Berapa lama aku duduk diam di teras kedai itu, aku pun tidak sepenuhnya yakin. Yang jelas, aku baru masuk ke dalam untuk meminta segelas air putih. Rasanya sudah lama sekali aku berdiam di luar tetapi masih tidak ada pelanggan lain yang datang. Barangkali karena sudah memasuki awal Juni, pintu-pintu geser dibiarkan terbuka sehingga angin berembus perlahan mengibarkan kain noren. Bapak pemilik kedai tersenyum padaku dengan banyak keriput di wajahnya.

“Hanya air segelas saja?”

Ya, kubilang.

Kulihat ia menyiapkan gelas dari rak, mengambil termos merah lalu menuangkan air pelan-pelan. Tidak sopan rasanya jika terus-terusan menatap, tetapi tidak ada hal lain yang bisa kuperhatikan di dalam sana. Kupikir, baiknya aku segera kembali ke depan setelah mengambil gelasku.

“Tidak ingin duduk di dalam saja, Nak? Anginnya lumayan kencang di luar,” ujar bapak itu sebelum aku sempat meraih gelas yang ia sodorkan.

“Tidak, terima kasih. Saya senang duduk di luar,” jawabku seraya tersenyum sopan.

“Apa ada alasan tertentu?” tanya bapak pemilik kedai lagi.

Bisa saja aku menjawab saat itu, bahwa aku menyukai pohon-pohon cemara yang berbaris tinggi dari ujung barat hingga timur. Atau sekalian ia kuberitahu tentang lukisan Kawase Hasui yang masih melekat di ingatanku sejak pertama kali aku melihatnya bertahun-tahun lalu. Bisa saja aku bilang, tidak, tidak ada alasan khusus, lalu kembali ke teras kedai tanpa bicara apa-apa lagi. Namun, entah terdorong oleh perasaan yang mana, kukatakan padanya: “Saya sedang menunggu seseorang.”

Apakah seorang teman? ia tanya.

Ya, kubilang, seorang teman.

Mungkin, satu bagian dalam diriku masih berharap untuk melihatmu lagi di sana, dari beranda sebuah kedai di kota yang tak kukenali namanya. Mungkin aku sedikit berharap untuk melihat sebuah bus melintas, lalu tiba-tiba berhenti hanya beberapa meter dekat sini sebab kau buru-buru meminta supirnya untuk menginjak rem setelah kau melihatku dari jendela.
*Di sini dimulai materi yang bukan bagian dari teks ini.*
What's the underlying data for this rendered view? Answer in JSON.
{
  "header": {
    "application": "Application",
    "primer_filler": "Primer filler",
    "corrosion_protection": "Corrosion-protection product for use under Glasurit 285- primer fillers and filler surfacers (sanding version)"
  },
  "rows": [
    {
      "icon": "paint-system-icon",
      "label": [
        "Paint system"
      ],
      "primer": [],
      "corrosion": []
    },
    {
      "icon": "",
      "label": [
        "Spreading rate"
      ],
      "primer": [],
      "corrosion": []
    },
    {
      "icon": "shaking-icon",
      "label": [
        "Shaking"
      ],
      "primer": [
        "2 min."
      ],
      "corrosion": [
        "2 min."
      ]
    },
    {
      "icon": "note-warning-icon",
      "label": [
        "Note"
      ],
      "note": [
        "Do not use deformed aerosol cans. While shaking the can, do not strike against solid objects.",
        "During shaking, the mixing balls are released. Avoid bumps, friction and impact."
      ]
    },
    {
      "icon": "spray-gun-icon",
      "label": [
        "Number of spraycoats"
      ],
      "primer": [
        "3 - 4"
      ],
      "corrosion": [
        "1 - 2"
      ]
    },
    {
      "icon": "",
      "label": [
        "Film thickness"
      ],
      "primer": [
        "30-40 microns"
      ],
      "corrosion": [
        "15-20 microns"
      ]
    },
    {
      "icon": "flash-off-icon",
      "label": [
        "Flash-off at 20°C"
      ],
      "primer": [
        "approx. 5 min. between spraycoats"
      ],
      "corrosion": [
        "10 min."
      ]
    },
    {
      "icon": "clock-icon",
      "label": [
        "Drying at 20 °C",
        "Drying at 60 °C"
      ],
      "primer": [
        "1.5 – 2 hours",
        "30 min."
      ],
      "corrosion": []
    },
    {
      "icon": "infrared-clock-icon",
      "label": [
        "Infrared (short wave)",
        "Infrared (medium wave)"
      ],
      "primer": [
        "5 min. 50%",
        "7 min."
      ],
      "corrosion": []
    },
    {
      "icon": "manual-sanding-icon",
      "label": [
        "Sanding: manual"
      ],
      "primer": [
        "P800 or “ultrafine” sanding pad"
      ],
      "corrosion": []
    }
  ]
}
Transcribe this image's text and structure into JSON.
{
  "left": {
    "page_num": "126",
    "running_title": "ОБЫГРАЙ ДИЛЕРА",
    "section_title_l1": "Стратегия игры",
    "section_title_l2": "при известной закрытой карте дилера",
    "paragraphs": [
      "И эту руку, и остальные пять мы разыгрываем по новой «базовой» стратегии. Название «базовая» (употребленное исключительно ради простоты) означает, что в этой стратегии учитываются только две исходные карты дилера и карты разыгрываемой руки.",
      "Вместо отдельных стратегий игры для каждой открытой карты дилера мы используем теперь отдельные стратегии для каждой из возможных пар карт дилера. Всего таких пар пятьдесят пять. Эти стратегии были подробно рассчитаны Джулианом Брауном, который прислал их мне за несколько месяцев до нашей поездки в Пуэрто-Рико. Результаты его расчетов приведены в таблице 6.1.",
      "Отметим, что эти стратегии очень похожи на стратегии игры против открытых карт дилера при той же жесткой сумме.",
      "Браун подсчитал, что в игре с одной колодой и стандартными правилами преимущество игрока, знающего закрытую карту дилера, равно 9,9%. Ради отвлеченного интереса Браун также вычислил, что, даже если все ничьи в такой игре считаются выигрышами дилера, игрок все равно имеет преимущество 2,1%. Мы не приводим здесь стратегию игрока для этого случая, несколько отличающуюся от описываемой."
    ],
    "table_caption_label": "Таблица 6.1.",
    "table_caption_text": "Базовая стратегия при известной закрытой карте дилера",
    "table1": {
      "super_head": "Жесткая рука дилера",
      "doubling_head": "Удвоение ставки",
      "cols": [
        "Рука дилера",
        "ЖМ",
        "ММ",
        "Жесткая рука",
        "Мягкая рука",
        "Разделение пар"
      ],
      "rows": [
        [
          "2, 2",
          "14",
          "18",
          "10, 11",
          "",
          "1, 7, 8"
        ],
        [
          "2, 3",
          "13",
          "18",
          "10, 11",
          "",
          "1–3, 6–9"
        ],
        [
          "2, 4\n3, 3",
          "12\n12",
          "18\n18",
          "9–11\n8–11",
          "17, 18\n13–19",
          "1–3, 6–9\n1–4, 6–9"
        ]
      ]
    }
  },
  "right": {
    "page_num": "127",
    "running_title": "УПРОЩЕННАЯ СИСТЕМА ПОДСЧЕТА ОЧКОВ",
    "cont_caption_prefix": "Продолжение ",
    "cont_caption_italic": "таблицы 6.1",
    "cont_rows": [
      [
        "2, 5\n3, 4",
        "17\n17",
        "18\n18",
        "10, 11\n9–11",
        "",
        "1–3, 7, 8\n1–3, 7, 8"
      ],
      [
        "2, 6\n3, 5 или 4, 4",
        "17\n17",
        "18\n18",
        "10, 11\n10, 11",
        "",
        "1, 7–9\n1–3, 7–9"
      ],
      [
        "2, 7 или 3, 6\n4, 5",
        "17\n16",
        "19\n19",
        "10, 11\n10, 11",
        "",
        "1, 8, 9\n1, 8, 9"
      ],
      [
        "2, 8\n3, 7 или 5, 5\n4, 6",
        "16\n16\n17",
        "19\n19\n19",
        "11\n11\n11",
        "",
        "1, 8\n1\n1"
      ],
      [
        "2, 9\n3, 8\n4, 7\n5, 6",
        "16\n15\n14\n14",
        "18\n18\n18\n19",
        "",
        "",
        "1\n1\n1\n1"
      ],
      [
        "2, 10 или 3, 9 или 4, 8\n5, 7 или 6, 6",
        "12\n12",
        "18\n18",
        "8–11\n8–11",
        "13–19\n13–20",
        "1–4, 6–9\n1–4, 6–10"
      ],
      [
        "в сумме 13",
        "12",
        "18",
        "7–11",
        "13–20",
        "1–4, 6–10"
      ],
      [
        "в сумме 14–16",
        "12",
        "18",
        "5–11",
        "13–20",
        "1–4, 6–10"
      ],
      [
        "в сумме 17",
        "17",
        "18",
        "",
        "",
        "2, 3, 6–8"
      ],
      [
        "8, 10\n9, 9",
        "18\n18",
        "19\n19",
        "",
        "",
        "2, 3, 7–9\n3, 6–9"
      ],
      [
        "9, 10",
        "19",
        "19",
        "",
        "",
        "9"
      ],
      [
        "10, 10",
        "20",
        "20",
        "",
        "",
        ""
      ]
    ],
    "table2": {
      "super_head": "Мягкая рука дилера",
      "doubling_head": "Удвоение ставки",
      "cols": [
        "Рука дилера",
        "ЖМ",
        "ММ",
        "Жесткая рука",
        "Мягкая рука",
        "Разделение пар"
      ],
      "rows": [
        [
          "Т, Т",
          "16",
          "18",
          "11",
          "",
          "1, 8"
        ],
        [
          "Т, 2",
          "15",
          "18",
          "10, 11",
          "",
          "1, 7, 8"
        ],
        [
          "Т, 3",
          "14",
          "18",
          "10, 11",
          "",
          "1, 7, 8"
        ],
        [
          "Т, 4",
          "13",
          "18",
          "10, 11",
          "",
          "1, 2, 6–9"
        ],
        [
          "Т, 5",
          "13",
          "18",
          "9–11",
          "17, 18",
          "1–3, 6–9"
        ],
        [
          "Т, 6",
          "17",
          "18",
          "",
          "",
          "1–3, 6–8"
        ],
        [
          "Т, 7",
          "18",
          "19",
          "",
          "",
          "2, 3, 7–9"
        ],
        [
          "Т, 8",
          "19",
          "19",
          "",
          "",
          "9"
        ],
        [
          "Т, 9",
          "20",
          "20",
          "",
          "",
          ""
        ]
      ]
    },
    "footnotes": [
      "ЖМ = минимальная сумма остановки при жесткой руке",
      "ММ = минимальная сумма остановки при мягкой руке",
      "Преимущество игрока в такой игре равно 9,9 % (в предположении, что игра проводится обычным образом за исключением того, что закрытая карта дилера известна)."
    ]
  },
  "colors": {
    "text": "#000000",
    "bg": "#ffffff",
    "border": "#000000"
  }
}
Aku ingin melihatmu turun tergesa-gesa, berlari kecil hingga keringat membasahi dahi dan pelipismu, dengan wajah panik dan napas tersengal ketika kau berhenti di hadapanku. Mungkin, aku menginginkan permintaan maaf itu.

Oleh karenanya aku memilih untuk duduk di teras yang berangin, menghadap jalan serta pohon-pohon cemara yang menjulang tinggi. Demikian tingginya, pohon-pohon itu. Demikian rapatnya mereka dengan satu sama lain. Apakah kau akan mengagumi mereka juga, seandainya kau dapat melihatnya? Apakah kau masih membaca sampai sejauh ini, hanya untuk mendengarku bicara tentang pohon-pohon yang tinggi?